同委員会は、事後対応ではなく事前予防を重視する個人情報管理体制への転換を支える戦略的ガバナンス組織として位置付ける。
初期メンバーには、政策・法務、技術・セキュリティ、産業・サービス、倫理・利用者保護など幅広い分野の外部専門家が参加する。KTは今後も委員会の体制を継続的に拡充する方針だ。
委員には、ヨム・フンヨル(スンチョンヒャン大学 情報保護学科 名誉教授)、イ・ヒジョン(コリョ大学 法学専門大学院 教授)、リュ・ジェチョル(チュンナム大学 コンピュータ融合学部 教授)、ソン・ギウク(ソウル科学技術大学 コンピュータ工学科 教授)、シム・サンヒョン(韓国CPOフォーラム 事務局長)、キム・ギョンハ(J&S Security 代表)らが名を連ねる。
同委員会は、個人情報取扱事業者としての義務履行や保護責任の強化策、安全管理措置とデータ活用の適正性、漏えい事故の予防および再発防止体制の高度化策など、KTの個人情報保護能力の強化に向けた主要事項について助言する。
KTは5月中に委員会を発足させ、本格運営に入る。発足式にはパク・ユンヨン代表が出席し、諮問委員に委嘱状を授与するとともに、個人情報保護体制の高度化方針を議論する予定だ。

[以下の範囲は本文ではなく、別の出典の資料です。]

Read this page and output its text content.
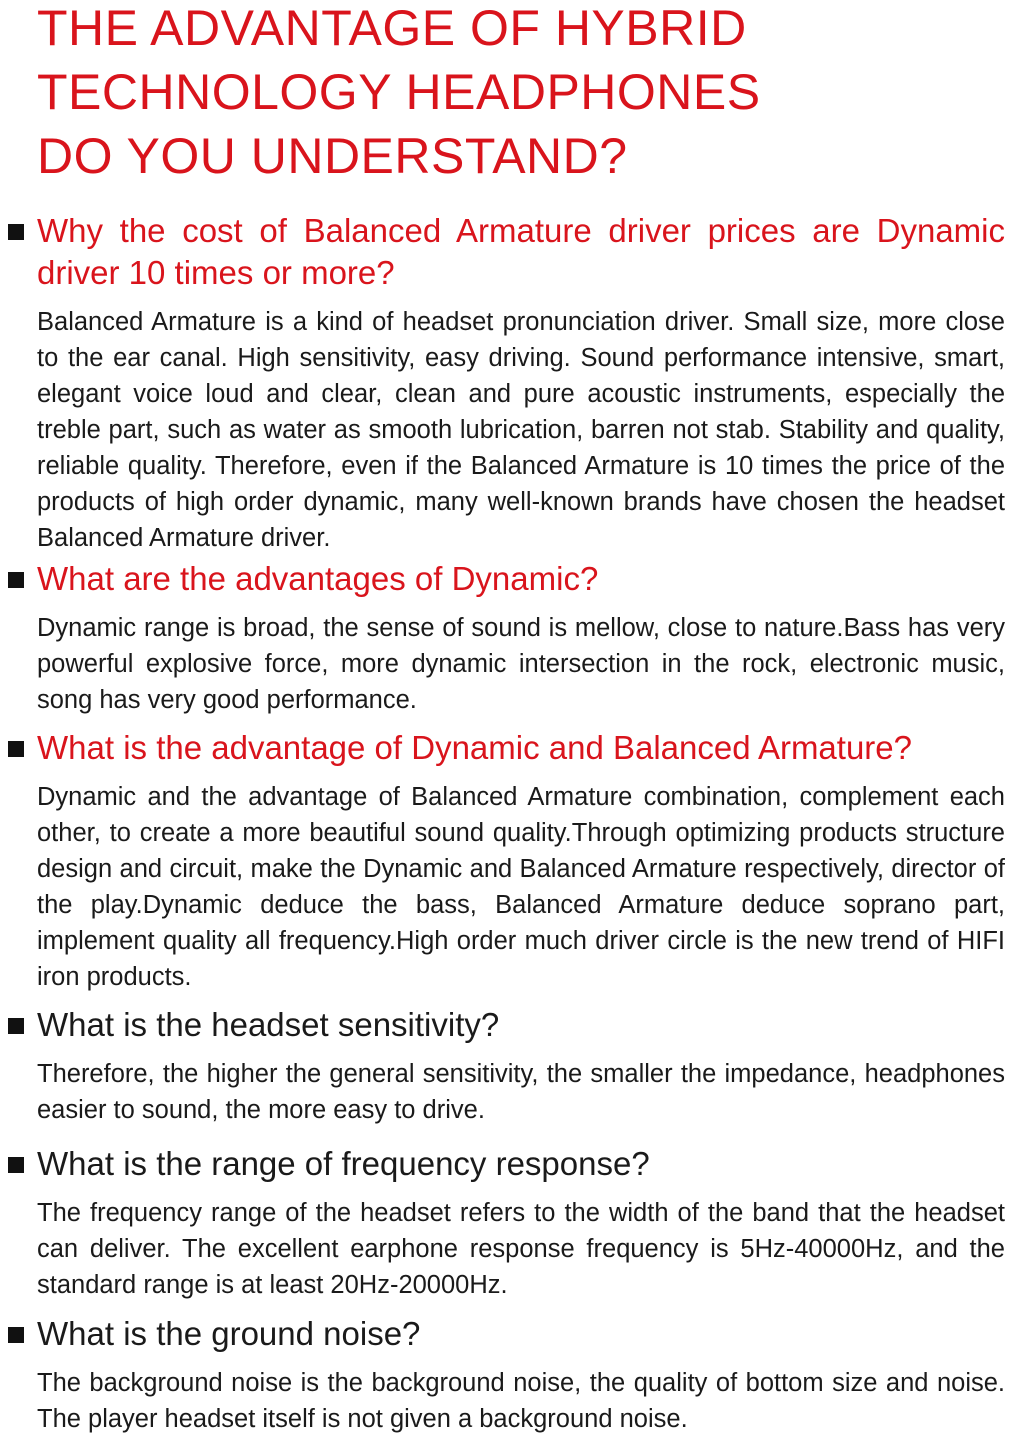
THE ADVANTAGE OF HYBRID
TECHNOLOGY HEADPHONES
DO YOU UNDERSTAND?
Why the cost of Balanced Armature driver prices are Dynamic driver 10 times or more?

Balanced Armature is a kind of headset pronunciation driver. Small size, more close to the ear canal. High sensitivity, easy driving. Sound performance intensive, smart, elegant voice loud and clear, clean and pure acoustic instruments, especially the treble part, such as water as smooth lubrication, barren not stab. Stability and quality, reliable quality. Therefore, even if the Balanced Armature is 10 times the price of the products of high order dynamic, many well-known brands have chosen the headset Balanced Armature driver.

What are the advantages of Dynamic?

Dynamic range is broad, the sense of sound is mellow, close to nature.Bass has very powerful explosive force, more dynamic intersection in the rock, electronic music, song has very good performance.

What is the advantage of Dynamic and Balanced Armature?

Dynamic and the advantage of Balanced Armature combination, complement each other, to create a more beautiful sound quality.Through optimizing products structure design and circuit, make the Dynamic and Balanced Armature respectively, director of the play.Dynamic deduce the bass, Balanced Armature deduce soprano part, implement quality all frequency.High order much driver circle is the new trend of HIFI iron products.

What is the headset sensitivity?

Therefore, the higher the general sensitivity, the smaller the impedance, headphones easier to sound, the more easy to drive.

What is the range of frequency response?

The frequency range of the headset refers to the width of the band that the headset can deliver. The excellent earphone response frequency is 5Hz-40000Hz, and the standard range is at least 20Hz-20000Hz.

What is the ground noise?

The background noise is the background noise, the quality of bottom size and noise. The player headset itself is not given a background noise.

個人情報保護グループ長(CPO)のキム・チャンオ常務は「AI時代には、データ活用の革新と同時に、個人情報保護に対する顧客の信頼確保が何より重要だ」とした上で、「外部専門家との緊密な連携を通じてグローバル水準の個人情報保護体制を構築し、顧客が安心できる信頼性の高いデータ活用環境を整えていく」と述べた。